Escribió despedidas mentales y dejó su piel hendida en cada destino. Bebió sol. Se fue con el corazón rengo y volvió exactamente igual: con el anillo de casado en su anular izquierdo y un silencio mutilante. Y sin un peso. Vivía sólo, así que, el hombre del piloto marrón buscaba trabajo ese martes en el que lo agarró la lluvia durante el viaje de regreso a su casa, sentado desde Retiro hasta Cetrángolo, inerte, como dormido. En Colegiales se subió el perro. En Saavedra, uno de esos pibes que se creen que todos en el tren quieren escuchar la música que a ellos les hace hacerse pis encima. Entonces ponen al mango el celular y esperan que el vagón completo salte o aplauda al ritmo de un reggaeton. A esa altura, el vagón estaba relativamente vacío. Pocos pasajeros viajaban parados y ya nadie luchaba por un lugar en el tren. Pasando la estación Florida, el hombre del piloto marrón dejó su asiento y caminó hacia la puerta. Una chica ocupó su lugar y siguió leyendo un libro de Kafka. El perro vio que era momento de moverse. Guardó su lengua roja, seca; sacudió su cabeza roñosa y se puso de pie. Los viajeros lo miraron desconfiados.

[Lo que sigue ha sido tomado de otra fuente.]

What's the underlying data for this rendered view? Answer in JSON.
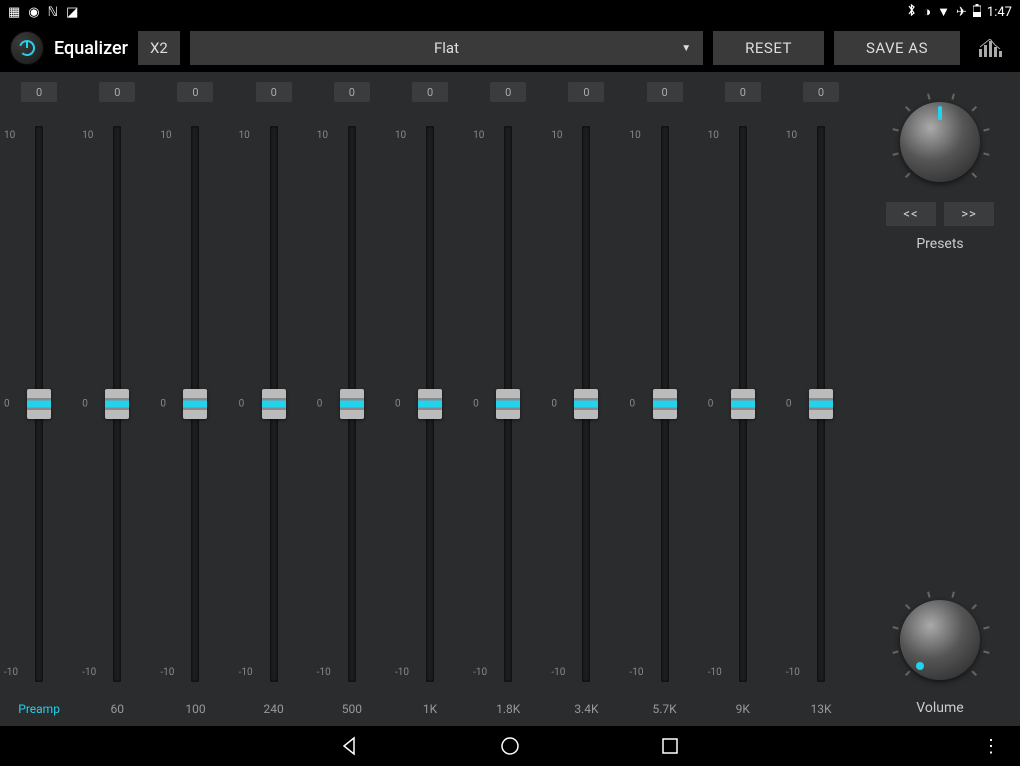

El perro dio sus primeros pasos por el pasillo del vagón, siguiendo las pistas de su olfato. Se acercó al chico de la música fuerte y lo miró a los ojos. La mirada expresó el deseo animal de la mayoría de los presentes: silencio. El pibe bajó el volumen y se hizo el estúpido, apoyó su cabeza contra la ventana y se quedó así. El perro siguió andando, como en busca de algo. Comida, sorpresas, cómo saberlo. A cada paso, dejaba su huella estampada en el suelo húmedo y un perfume tóxico. Ser callejero era su carta ganadora: no lo intimidaba ni la gente ni la lluvia. Ese vagón era para él un parque de diversiones abandonado en el que podía probar todos los juegos, gratis. Para eso, ya no necesitaba perros amigos ni una novia que lo consienta. Su vida era un viaje constante hacia ningún lugar o hacia todos los destinos. Esa tarde estaba en el tren de la línea Mitre rodeado de gente desconocida. Caminaba por el pasillo del vagón como sonámbulo. De vez en cuando, algún viajero le acariciaba el lomo pero él seguía despacio, arrastraba una pata trasera. Se paró, de repente, frente a la puerta del vagón, justo cuando el tren llegaba a la estación Cetrángolo. Justo cuando el hombre del piloto marrón se preparaba para bajar. Justo cuando afuera dejaba de llover y volvía la primavera.